Let us look at how we add two number 345.298 and 46.376. The wrong way to write these two numbers would be this:

\[\begin{align} & ~3\ 4\ 5.2\ 9\ 8 \\ & \underline{+\ 4\ 6.3\ 7\ 6} \\ & \underline{\ \ \ \ \ \ \ \ \ \ \ \ \ \ \ \ \ \ \,} \\ \end{align}\]

As we said, the decimal points of both numbers need to be aligned, so this is how you would write them:

\[\begin{align} & ~3\ 4\ 5.2\ 9\ 8 \\ & \underline{+\ 4\ 6.3\ 7\ 6} \\ & \underline{\,~3\ 9\ 1.6\ 7\ 4} \\ \end{align}\]

If we had to subtract them that too would play out perfectly only if the decimal places were perfectly aligned.

\[\begin{align} & ~3\ 4\ 5.2\ 9\ 8 \\ & \underline{-\ 4\ 6.3\ 7\ 6} \\ & \underline{\ 2\ 9\ 8.9\ 2\ 2} \\ \end{align}\]

One last tip is that if one of the two numbers is a whole number you need to place the decimal point after it and then follow with as many zeroes are required.
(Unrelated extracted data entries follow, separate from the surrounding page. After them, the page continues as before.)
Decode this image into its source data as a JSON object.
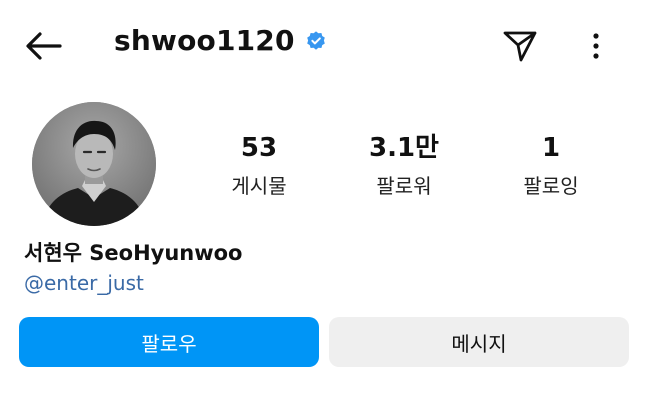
{
  "header": {
    "username": "shwoo1120",
    "verified_color": "#3897f0",
    "back_icon": "arrow-left-icon",
    "send_icon": "paper-plane-icon",
    "more_icon": "more-vertical-icon"
  },
  "profile": {
    "avatar_icon": "profile-photo",
    "display_name": "서현우 SeoHyunwoo",
    "handle_link": "@enter_just"
  },
  "stats": {
    "posts": {
      "value": "53",
      "label": "게시물"
    },
    "followers": {
      "value": "3.1만",
      "label": "팔로워"
    },
    "following": {
      "value": "1",
      "label": "팔로잉"
    }
  },
  "actions": {
    "follow_label": "팔로우",
    "message_label": "메시지",
    "accent_color": "#0095f6"
  }
}
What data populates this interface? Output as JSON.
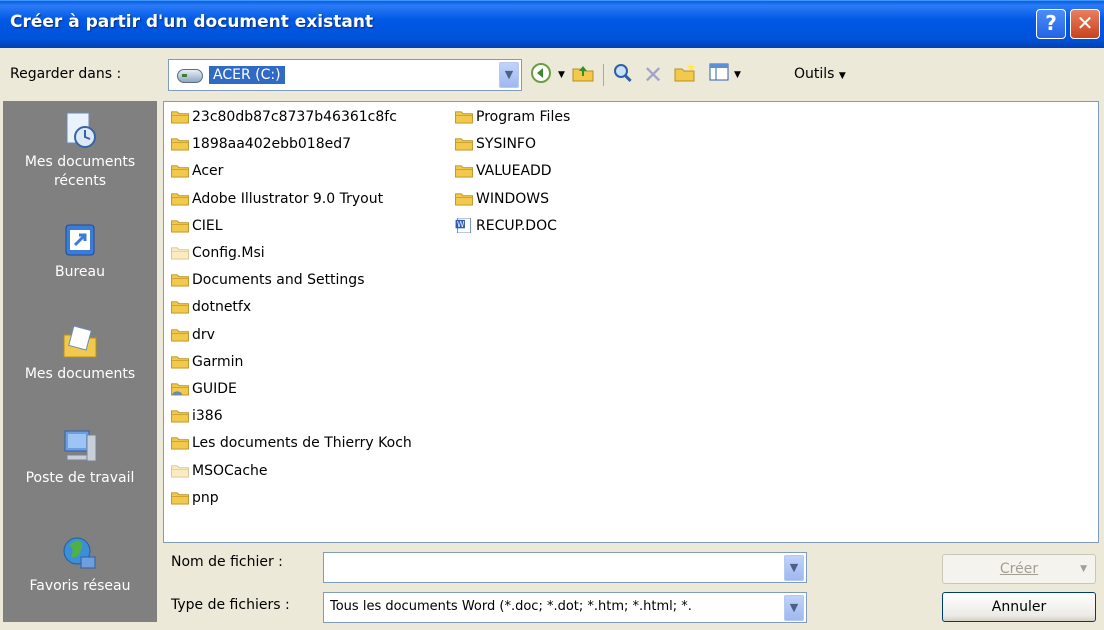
{
  "window": {
    "title": "Créer à partir d'un document existant",
    "help_label": "?",
    "close_label": "✕"
  },
  "toolbar": {
    "lookin_label": "Regarder dans :",
    "lookin_value": "ACER (C:)",
    "tools_label": "Outils",
    "icons": [
      "back-icon",
      "up-folder-icon",
      "search-web-icon",
      "delete-icon",
      "new-folder-icon",
      "views-icon"
    ]
  },
  "places": [
    {
      "label": "Mes documents récents",
      "icon": "recent-documents-icon"
    },
    {
      "label": "Bureau",
      "icon": "desktop-icon"
    },
    {
      "label": "Mes documents",
      "icon": "my-documents-icon"
    },
    {
      "label": "Poste de travail",
      "icon": "my-computer-icon"
    },
    {
      "label": "Favoris réseau",
      "icon": "network-places-icon"
    }
  ],
  "files": {
    "column1": [
      {
        "name": "23c80db87c8737b46361c8fc",
        "type": "folder"
      },
      {
        "name": "1898aa402ebb018ed7",
        "type": "folder"
      },
      {
        "name": "Acer",
        "type": "folder"
      },
      {
        "name": "Adobe Illustrator 9.0 Tryout",
        "type": "folder"
      },
      {
        "name": "CIEL",
        "type": "folder"
      },
      {
        "name": "Config.Msi",
        "type": "folder-hidden"
      },
      {
        "name": "Documents and Settings",
        "type": "folder"
      },
      {
        "name": "dotnetfx",
        "type": "folder"
      },
      {
        "name": "drv",
        "type": "folder"
      },
      {
        "name": "Garmin",
        "type": "folder"
      },
      {
        "name": "GUIDE",
        "type": "folder-shared"
      },
      {
        "name": "i386",
        "type": "folder"
      },
      {
        "name": "Les documents de Thierry Koch",
        "type": "folder"
      },
      {
        "name": "MSOCache",
        "type": "folder-hidden"
      },
      {
        "name": "pnp",
        "type": "folder"
      }
    ],
    "column2": [
      {
        "name": "Program Files",
        "type": "folder"
      },
      {
        "name": "SYSINFO",
        "type": "folder"
      },
      {
        "name": "VALUEADD",
        "type": "folder"
      },
      {
        "name": "WINDOWS",
        "type": "folder"
      },
      {
        "name": "RECUP.DOC",
        "type": "word-doc"
      }
    ]
  },
  "form": {
    "filename_label": "Nom de fichier :",
    "filename_value": "",
    "filetype_label": "Type de fichiers :",
    "filetype_value": "Tous les documents Word (*.doc; *.dot; *.htm; *.html; *.",
    "create_label": "Créer",
    "cancel_label": "Annuler"
  }
}
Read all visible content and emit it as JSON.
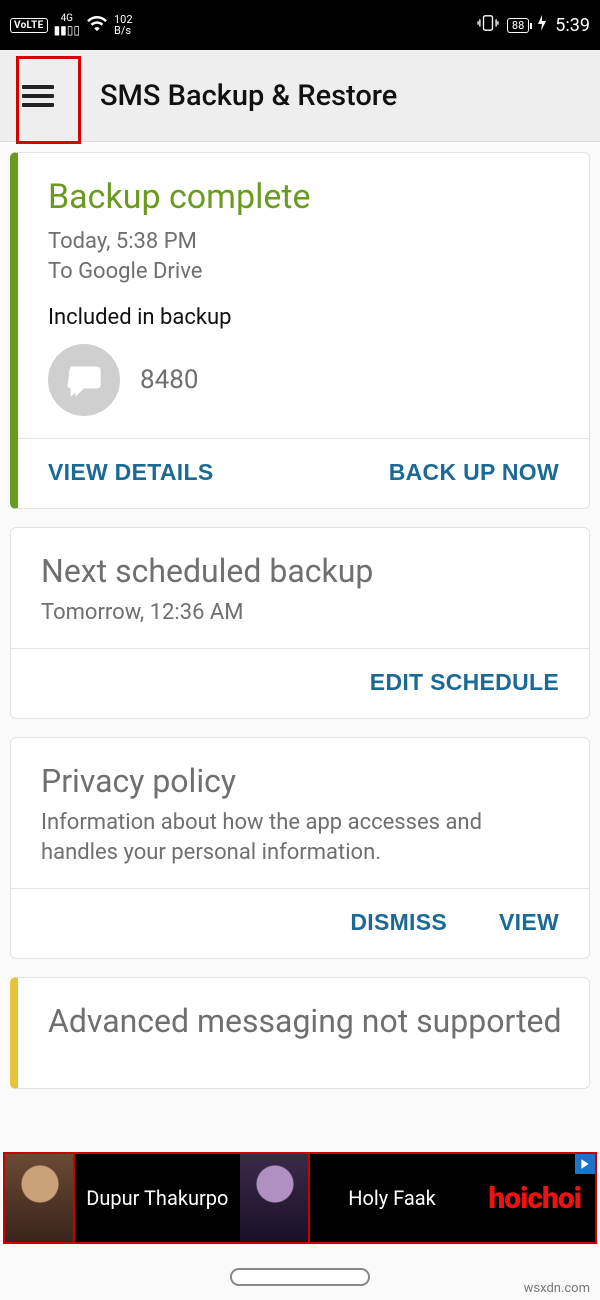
{
  "status": {
    "volte": "VoLTE",
    "net4g_top": "4G",
    "net4g_bottom": "↑↓",
    "speed_top": "102",
    "speed_bottom": "B/s",
    "battery": "88",
    "clock": "5:39"
  },
  "appbar": {
    "title": "SMS Backup & Restore"
  },
  "backup": {
    "heading": "Backup complete",
    "time": "Today, 5:38 PM",
    "dest": "To Google Drive",
    "included_label": "Included in backup",
    "sms_count": "8480",
    "view_details": "VIEW DETAILS",
    "back_up_now": "BACK UP NOW"
  },
  "schedule": {
    "heading": "Next scheduled backup",
    "when": "Tomorrow, 12:36 AM",
    "edit": "EDIT SCHEDULE"
  },
  "privacy": {
    "heading": "Privacy policy",
    "body": "Information about how the app accesses and handles your personal information.",
    "dismiss": "DISMISS",
    "view": "VIEW"
  },
  "advanced": {
    "heading": "Advanced messaging not supported"
  },
  "ad": {
    "title1": "Dupur Thakurpo",
    "title2": "Holy Faak",
    "brand": "hoichoi"
  },
  "watermark": "wsxdn.com"
}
Similarly, a decimal number less than one can have as many zeroes added to the left of the decimal point as required.

## Common mistakes or misconceptions

- Children
**place numbers incorrectly when adding or subtracting**. This happens mostly because they have memorised the fact that when adding the rightmost digits of the two numbers need to be one below the other. This works for whole numbers but does not work for decimals.

- When adding decimals which are
**measurements, children may incorrectly write down a decimal number**. This means any subsequent operation will also be incorrect.

E.g. children may write 1 km and 5 meters as 1.5 km instead of 1.005 km

## Tips and Tricks

**Tip:**When**adding or subtracting decimal numbers, align the two numbers such that the decimal points are one below the other**. This will ensure the place values match.

When comparing two decimal numbers, **insert trailing zeros (zeros at the end of a number after the decimal point) if the number of digits after zero are fewer in a particular number**. E.g. When adding 1.56 and 4.329, rewrite 1.56 as 1.560. This ensures that both decimals have an equal number of digits after the decimal point. This will make adding or subtracting easier.